Verse 31. But they that wait upon the Lord,.... As children on their parents, to do them honour, to obey their commands, and receive food and blessings from them; as servants on their masters, to know their pleasure, do their work, and have their wages; as clients on their patrons, to have advice of them, put their cause into their hands, and know how it goes; and as beggars at the door, who knock and wait, tell their case and wait, meet with repulses, yet keep their place, and continue waiting: such an act supposes a knowledge and reverence of God, confidence in him, attendance on him, not with the body only, in public and private, but with the soul also, and with some degree of constancy, and with patience and quietness: the Lord is to be waited upon for the manifestations of himself, who sometimes hides himself, but is to be waited for, since he has his set time to show himself again, and his presence is worth waiting for; also for the performance of his promises, which may be expected from his perfections, the nature of the promises, and their being in Christ; likewise for answers of prayer, and for the fresh discoveries of pardoning grace and mercy; and as Old Testament saints waited for the first coming of Christ, so New Testament saints for his second coming, and for eternal glory and happiness: and such "shall renew their strength"; which is to be understood of spiritual! strength in the heart, and of the graces of the Spirit there: it supposes strength received already, which natural men have not, but converted men have; and yet they want more, and more they shall have; to assist them in the performance of duty, to enable them to resist Satan and his temptations, and the corruptions of nature, and to cause them to endure afflictions and persecutions patiently, and to persevere unto the end:

they shall mount up with wings as eagles; swiftly and strongly; it is expressive of the motion of the affections heavenwards towards God and Christ, and things above; of the entrance of faith and hope within the veil, and of the exercise of these graces on Christ, who is now at the right hand of God; of the expectation of glory and happiness in heaven hereafter, and of present support under afflictions, the Lord bearing them as on eagles' wings; see Psalm 103:5 {g}:

they shall run, and not be weary; in the way of God's commandments; which shows great affection for them, haste to obey them, delight and pleasure, cheerfulness and alacrity, therein, so as to be without weariness:

and they shall, walk, and not faint: in the ways of God, in the name of the Lord, or in Christ, as they have received him; leaning on him, trusting in him, continuing to do so, till they receive the end of their faith, the salvation of their souls; and so shall not sink under their burdens, nor give out till they enjoy it; different persons, though all of them believers, may be here intended; particularly Christians under the Gospel dispensation, tried and exercised by many enemies; some shall soar aloft, and dwell on high; others, though they cannot rise and "fly" so swiftly and strongly, yet shall "run" without weariness; and others, though they can neither fly nor run, yet shall "walk" without fainting.
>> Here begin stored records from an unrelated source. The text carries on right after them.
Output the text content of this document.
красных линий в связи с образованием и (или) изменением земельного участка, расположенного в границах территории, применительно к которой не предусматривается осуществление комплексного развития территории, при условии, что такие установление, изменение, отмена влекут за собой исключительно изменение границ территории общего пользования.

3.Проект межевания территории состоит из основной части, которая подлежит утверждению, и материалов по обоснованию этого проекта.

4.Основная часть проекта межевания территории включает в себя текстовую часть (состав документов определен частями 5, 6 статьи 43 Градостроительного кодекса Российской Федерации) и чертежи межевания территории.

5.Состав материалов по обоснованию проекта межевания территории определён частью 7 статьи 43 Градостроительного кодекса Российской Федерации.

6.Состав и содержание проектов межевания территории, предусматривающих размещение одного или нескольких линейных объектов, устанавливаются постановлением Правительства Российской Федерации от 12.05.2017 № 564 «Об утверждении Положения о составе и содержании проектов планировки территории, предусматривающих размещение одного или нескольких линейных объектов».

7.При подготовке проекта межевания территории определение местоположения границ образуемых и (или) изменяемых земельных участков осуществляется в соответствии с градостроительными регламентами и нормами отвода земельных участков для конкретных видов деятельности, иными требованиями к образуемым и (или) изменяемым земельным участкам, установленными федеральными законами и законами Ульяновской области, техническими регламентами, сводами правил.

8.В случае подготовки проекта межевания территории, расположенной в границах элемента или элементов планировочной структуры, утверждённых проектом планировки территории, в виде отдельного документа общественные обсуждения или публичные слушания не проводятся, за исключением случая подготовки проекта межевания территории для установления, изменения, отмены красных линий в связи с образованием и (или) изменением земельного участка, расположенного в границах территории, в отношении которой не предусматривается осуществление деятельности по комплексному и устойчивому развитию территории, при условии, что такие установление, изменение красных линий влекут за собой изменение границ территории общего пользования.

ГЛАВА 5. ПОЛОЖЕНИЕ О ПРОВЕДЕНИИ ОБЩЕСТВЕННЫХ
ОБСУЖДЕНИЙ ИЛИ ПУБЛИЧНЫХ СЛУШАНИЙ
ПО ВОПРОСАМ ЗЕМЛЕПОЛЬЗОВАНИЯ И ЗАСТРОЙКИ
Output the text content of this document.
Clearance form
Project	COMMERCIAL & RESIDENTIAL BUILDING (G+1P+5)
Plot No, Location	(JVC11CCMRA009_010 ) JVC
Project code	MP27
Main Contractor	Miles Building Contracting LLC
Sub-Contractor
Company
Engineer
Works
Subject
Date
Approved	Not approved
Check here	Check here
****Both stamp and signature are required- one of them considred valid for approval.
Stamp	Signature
{g} The Jews have a notion, that for ten years the eagle ascends very high in the firmament of heaven, and approaching near to the heat of the sun, it falls into the sea, through the vehemence of the heat; and then it casts its feathers, and is renewed again, and its feathers grow, and it returns to the days of its youth; and so every ten years to a hundred; and in the hundredth year it ascends according to its custom, and falls into the sea, and dies. So Ben Melech from Saadiab Gaon.